É bom que se diga que o Governo só quer mexer em 57 dos 140 contratos de ‘swap' e denunciar e extinguir entre dez e 20 desses acordos considerados altamente especulativos.
O ex-governante exarou um despacho em 30 de Junho de 2009 onde obrigava as empresas públicas não financeiras a enviar à Direcção-Geral do Tesouro e Finanças a memória descritiva da operação e os critérios que presidiram à escolha. Parece, por isso, estranho que as operações agora detectadas pelo IGCP e que a Inspecção-Geral de Finanças está a investigar não tenham sido detectadas. O Governo andou bem ao demitir dois secretários de Estado que estiveram, alegadamente, envolvidos nas operações especulativas.
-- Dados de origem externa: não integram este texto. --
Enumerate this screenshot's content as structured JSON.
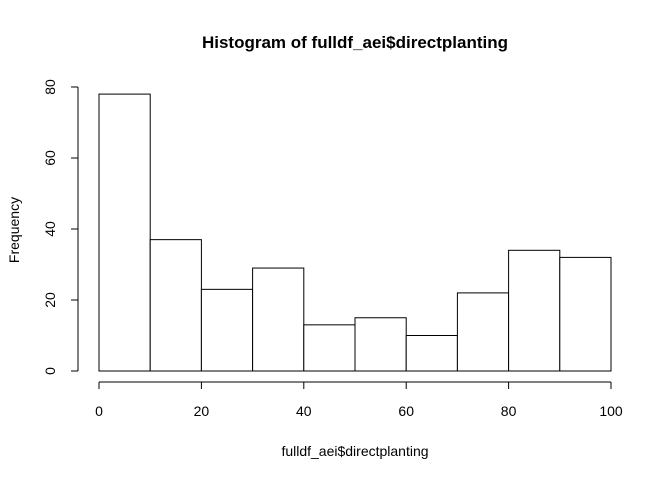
{
  "chart_data": {
    "type": "bar",
    "title": "Histogram of fulldf_aei$directplanting",
    "xlabel": "fulldf_aei$directplanting",
    "ylabel": "Frequency",
    "bins": [
      {
        "from": 0,
        "to": 10,
        "count": 78
      },
      {
        "from": 10,
        "to": 20,
        "count": 37
      },
      {
        "from": 20,
        "to": 30,
        "count": 23
      },
      {
        "from": 30,
        "to": 40,
        "count": 29
      },
      {
        "from": 40,
        "to": 50,
        "count": 13
      },
      {
        "from": 50,
        "to": 60,
        "count": 15
      },
      {
        "from": 60,
        "to": 70,
        "count": 10
      },
      {
        "from": 70,
        "to": 80,
        "count": 22
      },
      {
        "from": 80,
        "to": 90,
        "count": 34
      },
      {
        "from": 90,
        "to": 100,
        "count": 32
      }
    ],
    "xlim": [
      0,
      100
    ],
    "ylim": [
      0,
      80
    ],
    "x_ticks": [
      "0",
      "20",
      "40",
      "60",
      "80",
      "100"
    ],
    "y_ticks": [
      "0",
      "20",
      "40",
      "60",
      "80"
    ],
    "grid": false,
    "bar_fill": "#ffffff",
    "bar_stroke": "#000000"
  }
}
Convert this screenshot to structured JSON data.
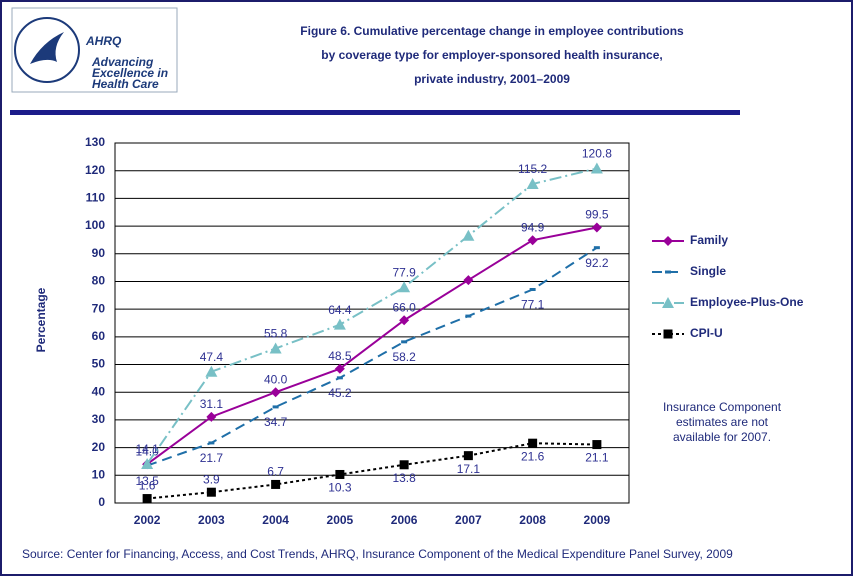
{
  "logo": {
    "name": "AHRQ",
    "tagline": [
      "Advancing",
      "Excellence in",
      "Health Care"
    ]
  },
  "chart_data": {
    "type": "line",
    "title": [
      "Figure 6. Cumulative percentage change in employee contributions",
      "by coverage type for employer-sponsored health insurance,",
      "private industry, 2001–2009"
    ],
    "y_label": "Percentage",
    "categories": [
      "2002",
      "2003",
      "2004",
      "2005",
      "2006",
      "2007",
      "2008",
      "2009"
    ],
    "ylim": [
      0,
      130
    ],
    "yticks": [
      0,
      10,
      20,
      30,
      40,
      50,
      60,
      70,
      80,
      90,
      100,
      110,
      120,
      130
    ],
    "grid": true,
    "series": [
      {
        "name": "Family",
        "color": "#990099",
        "marker": "diamond",
        "dash": "none",
        "values": [
          14.0,
          31.1,
          40.0,
          48.5,
          66.0,
          80.5,
          94.9,
          99.5
        ],
        "value_labels": [
          "14.0",
          "31.1",
          "40.0",
          "48.5",
          "66.0",
          null,
          "94.9",
          "99.5"
        ]
      },
      {
        "name": "Single",
        "color": "#1f6fa8",
        "marker": "dash",
        "dash": "10 6",
        "values": [
          13.5,
          21.7,
          34.7,
          45.2,
          58.2,
          67.5,
          77.1,
          92.2
        ],
        "value_labels": [
          "13.5",
          "21.7",
          "34.7",
          "45.2",
          "58.2",
          null,
          "77.1",
          "92.2"
        ]
      },
      {
        "name": "Employee-Plus-One",
        "color": "#78c0c6",
        "marker": "triangle",
        "dash": "12 4 2 4",
        "values": [
          14.1,
          47.4,
          55.8,
          64.4,
          77.9,
          96.5,
          115.2,
          120.8
        ],
        "value_labels": [
          "14.1",
          "47.4",
          "55.8",
          "64.4",
          "77.9",
          null,
          "115.2",
          "120.8"
        ]
      },
      {
        "name": "CPI-U",
        "color": "#000000",
        "marker": "square",
        "dash": "3 3",
        "values": [
          1.6,
          3.9,
          6.7,
          10.3,
          13.8,
          17.1,
          21.6,
          21.1
        ],
        "value_labels": [
          "1.6",
          "3.9",
          "6.7",
          "10.3",
          "13.8",
          "17.1",
          "21.6",
          "21.1"
        ]
      }
    ],
    "annotation": [
      "Insurance Component",
      "estimates are not",
      "available for 2007."
    ],
    "source": "Source: Center for Financing, Access, and Cost Trends, AHRQ, Insurance Component of the Medical Expenditure Panel Survey, 2009"
  }
}
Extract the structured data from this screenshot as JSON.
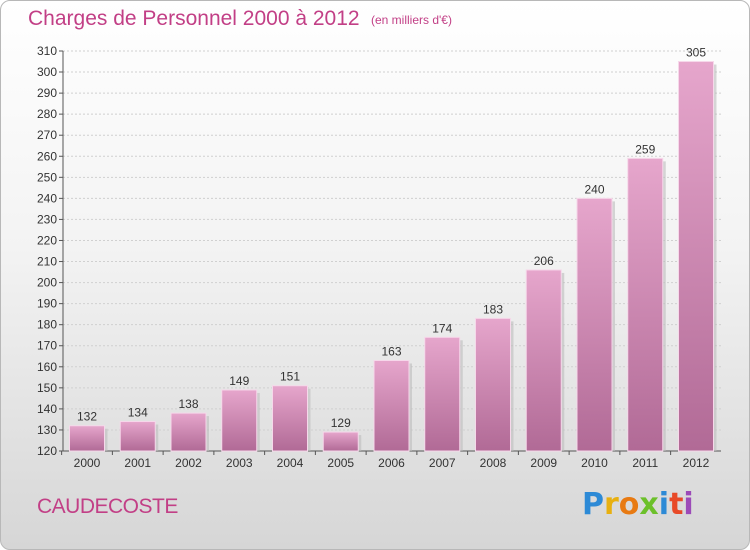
{
  "header": {
    "title": "Charges de Personnel 2000 à 2012",
    "subtitle": "(en milliers d'€)"
  },
  "footer": {
    "commune": "CAUDECOSTE",
    "logo": "Proxiti"
  },
  "colors": {
    "bar_top": "#e6a6cc",
    "bar_bottom": "#b16a96",
    "title": "#c23f86"
  },
  "chart_data": {
    "type": "bar",
    "title": "Charges de Personnel 2000 à 2012",
    "subtitle": "(en milliers d'€)",
    "categories": [
      "2000",
      "2001",
      "2002",
      "2003",
      "2004",
      "2005",
      "2006",
      "2007",
      "2008",
      "2009",
      "2010",
      "2011",
      "2012"
    ],
    "values": [
      132,
      134,
      138,
      149,
      151,
      129,
      163,
      174,
      183,
      206,
      240,
      259,
      305
    ],
    "ylim": [
      120,
      310
    ],
    "yticks": [
      120,
      130,
      140,
      150,
      160,
      170,
      180,
      190,
      200,
      210,
      220,
      230,
      240,
      250,
      260,
      270,
      280,
      290,
      300,
      310
    ],
    "grid": true,
    "data_labels": true,
    "legend": "none"
  }
}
Agora terá de ser levada às últimas consequências a investigação aos responsáveis por essas operações.
Até porque há alguns pormenores por esclarecer. As autoridades dizem que os contratos em causa começaram a ser investigadas há dois meses, mas Vítor Bento - economista e presidente da SIBS - já escreveu, em Julho do ano passado, sobre a hipótese de existirem operações puramente especulativas realizadas com sofisticados derivados financeiros e envolvendo reputados bancos internacionais.
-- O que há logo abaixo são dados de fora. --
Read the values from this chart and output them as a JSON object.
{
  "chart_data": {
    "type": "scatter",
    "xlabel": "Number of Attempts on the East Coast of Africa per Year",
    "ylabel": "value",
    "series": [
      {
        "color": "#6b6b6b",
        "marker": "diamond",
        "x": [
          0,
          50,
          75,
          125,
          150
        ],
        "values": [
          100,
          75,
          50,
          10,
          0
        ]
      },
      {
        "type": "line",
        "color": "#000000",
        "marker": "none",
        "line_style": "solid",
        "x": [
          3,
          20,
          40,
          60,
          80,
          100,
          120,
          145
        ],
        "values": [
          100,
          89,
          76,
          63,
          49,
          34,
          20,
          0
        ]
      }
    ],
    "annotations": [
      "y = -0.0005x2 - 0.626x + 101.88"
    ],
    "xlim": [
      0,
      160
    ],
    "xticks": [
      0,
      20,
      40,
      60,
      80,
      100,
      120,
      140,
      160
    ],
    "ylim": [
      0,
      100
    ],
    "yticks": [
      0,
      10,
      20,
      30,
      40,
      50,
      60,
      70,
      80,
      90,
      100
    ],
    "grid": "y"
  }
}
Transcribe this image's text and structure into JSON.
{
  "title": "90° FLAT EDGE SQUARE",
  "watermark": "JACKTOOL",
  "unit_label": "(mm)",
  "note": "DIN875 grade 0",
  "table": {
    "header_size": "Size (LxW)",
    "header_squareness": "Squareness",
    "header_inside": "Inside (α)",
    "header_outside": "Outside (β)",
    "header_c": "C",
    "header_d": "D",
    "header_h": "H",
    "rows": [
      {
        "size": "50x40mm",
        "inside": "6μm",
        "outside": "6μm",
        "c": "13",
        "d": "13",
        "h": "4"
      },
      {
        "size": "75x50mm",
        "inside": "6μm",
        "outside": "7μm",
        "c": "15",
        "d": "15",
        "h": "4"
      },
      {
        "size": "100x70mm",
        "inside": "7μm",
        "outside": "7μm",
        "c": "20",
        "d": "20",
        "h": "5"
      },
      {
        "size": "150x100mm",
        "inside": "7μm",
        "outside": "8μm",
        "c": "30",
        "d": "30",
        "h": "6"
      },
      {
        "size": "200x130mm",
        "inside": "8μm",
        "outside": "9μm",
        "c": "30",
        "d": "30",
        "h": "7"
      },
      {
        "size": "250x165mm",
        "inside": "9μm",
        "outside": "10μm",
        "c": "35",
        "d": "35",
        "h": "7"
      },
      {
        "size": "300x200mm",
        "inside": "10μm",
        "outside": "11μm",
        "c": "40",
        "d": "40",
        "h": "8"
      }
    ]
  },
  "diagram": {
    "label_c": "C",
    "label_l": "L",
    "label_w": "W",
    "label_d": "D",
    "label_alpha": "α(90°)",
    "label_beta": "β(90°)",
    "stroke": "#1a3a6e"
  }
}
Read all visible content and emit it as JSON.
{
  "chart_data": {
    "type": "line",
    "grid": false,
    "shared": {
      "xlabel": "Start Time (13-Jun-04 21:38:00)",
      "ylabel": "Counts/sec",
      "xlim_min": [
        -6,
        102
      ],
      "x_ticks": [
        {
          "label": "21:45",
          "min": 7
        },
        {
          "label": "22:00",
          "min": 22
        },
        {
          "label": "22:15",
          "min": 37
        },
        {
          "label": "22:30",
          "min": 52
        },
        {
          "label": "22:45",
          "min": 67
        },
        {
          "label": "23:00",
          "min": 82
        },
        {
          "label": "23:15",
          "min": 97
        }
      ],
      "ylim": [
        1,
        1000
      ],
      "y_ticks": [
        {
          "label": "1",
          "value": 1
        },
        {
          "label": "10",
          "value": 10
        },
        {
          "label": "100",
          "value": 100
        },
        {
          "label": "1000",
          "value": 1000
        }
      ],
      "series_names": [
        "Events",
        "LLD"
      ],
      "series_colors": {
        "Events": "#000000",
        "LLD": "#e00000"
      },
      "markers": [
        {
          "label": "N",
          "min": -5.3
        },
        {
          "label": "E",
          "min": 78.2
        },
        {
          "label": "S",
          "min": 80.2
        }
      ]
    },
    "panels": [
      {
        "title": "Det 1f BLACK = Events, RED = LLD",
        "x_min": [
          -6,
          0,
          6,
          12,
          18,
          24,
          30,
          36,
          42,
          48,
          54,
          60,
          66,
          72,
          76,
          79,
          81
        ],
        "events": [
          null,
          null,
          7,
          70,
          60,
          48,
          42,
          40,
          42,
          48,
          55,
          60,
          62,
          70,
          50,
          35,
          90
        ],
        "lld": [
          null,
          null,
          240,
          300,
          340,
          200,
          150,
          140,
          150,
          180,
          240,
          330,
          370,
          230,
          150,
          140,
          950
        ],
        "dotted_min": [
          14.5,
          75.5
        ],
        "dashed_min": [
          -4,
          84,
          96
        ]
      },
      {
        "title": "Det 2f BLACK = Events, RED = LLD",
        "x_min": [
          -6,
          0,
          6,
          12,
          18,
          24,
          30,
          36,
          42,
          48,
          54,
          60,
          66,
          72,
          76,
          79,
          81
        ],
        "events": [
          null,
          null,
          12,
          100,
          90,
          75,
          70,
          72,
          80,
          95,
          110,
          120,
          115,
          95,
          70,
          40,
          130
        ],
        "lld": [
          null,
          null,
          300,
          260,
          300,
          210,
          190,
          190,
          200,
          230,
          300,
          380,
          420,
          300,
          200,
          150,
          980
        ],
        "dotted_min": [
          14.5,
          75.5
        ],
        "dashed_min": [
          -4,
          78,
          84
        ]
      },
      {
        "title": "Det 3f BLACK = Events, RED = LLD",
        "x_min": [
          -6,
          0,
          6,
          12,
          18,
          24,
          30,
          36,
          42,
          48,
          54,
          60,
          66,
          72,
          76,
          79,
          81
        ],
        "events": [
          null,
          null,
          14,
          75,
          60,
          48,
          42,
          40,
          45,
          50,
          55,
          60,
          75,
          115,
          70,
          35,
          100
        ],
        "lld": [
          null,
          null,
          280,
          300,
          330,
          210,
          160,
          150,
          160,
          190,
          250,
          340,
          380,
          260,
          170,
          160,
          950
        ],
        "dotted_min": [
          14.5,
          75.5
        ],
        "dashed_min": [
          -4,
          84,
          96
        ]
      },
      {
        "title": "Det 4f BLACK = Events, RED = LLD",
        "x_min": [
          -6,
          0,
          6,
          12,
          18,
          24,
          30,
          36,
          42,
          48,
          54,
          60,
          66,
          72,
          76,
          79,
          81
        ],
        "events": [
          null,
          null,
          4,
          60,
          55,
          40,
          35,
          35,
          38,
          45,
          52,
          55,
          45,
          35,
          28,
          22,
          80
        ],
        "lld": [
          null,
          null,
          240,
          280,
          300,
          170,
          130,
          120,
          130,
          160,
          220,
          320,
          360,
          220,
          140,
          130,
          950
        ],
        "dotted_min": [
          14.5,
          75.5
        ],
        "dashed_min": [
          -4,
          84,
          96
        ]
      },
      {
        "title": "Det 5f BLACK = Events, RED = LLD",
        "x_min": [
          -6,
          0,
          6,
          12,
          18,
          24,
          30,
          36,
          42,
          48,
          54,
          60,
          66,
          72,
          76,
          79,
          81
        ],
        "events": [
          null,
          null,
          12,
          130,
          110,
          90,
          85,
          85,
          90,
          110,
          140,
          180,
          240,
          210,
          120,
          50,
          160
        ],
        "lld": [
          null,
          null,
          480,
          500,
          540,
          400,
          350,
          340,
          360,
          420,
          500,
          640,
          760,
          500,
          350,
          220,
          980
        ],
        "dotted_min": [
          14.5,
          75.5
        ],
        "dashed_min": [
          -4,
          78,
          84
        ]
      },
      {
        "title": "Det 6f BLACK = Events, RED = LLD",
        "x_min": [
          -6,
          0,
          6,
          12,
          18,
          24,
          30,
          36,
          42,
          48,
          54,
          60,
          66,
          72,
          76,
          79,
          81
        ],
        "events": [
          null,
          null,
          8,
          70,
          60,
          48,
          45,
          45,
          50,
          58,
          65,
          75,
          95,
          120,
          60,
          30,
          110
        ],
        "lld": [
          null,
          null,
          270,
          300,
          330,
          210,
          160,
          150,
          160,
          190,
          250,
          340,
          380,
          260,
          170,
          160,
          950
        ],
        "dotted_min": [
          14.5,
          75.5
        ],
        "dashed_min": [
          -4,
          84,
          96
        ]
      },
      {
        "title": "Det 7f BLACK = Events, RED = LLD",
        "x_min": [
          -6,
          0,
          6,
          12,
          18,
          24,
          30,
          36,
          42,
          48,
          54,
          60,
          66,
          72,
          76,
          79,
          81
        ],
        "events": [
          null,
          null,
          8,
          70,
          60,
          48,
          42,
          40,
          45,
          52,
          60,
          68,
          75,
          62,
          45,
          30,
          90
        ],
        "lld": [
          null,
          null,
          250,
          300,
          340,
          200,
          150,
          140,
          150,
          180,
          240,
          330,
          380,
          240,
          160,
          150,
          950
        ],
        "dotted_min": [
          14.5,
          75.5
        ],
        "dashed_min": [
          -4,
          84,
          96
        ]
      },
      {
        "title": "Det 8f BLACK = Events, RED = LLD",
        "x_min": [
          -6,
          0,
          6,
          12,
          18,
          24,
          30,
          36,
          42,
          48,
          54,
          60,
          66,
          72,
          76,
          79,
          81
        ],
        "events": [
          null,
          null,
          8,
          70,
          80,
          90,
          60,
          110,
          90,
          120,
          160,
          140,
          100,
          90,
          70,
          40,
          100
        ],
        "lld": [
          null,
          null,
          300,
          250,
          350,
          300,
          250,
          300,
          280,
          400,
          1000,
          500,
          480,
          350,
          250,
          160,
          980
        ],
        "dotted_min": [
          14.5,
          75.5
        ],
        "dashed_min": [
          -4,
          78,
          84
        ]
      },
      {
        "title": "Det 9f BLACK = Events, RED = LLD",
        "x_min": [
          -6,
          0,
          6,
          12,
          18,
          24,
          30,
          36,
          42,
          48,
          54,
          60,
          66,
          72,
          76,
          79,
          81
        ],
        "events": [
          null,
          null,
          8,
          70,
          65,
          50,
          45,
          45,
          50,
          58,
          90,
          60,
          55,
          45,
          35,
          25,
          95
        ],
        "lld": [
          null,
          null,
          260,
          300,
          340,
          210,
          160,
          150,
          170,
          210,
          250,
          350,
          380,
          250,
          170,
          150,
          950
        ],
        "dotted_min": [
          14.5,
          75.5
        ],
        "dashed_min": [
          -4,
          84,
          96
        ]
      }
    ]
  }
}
Estes contratos envolvem perdas potenciais de três mil milhões de euros e, com as dificuldades que o País atravessa, é essencial responsabilizar os culpados por uma situação que todos os portugueses acabarão por ser chamados a pagar. O PSD e o CDS querem ouvir no Parlamento todos os que estiveram envolvidos nos contratosem causa e o PS também insta antigos administradores da Metro do Porto, como Rui Rio, a explicarem a gestão da empresa. Vamos ver se é desta que a culpa não morre solteira.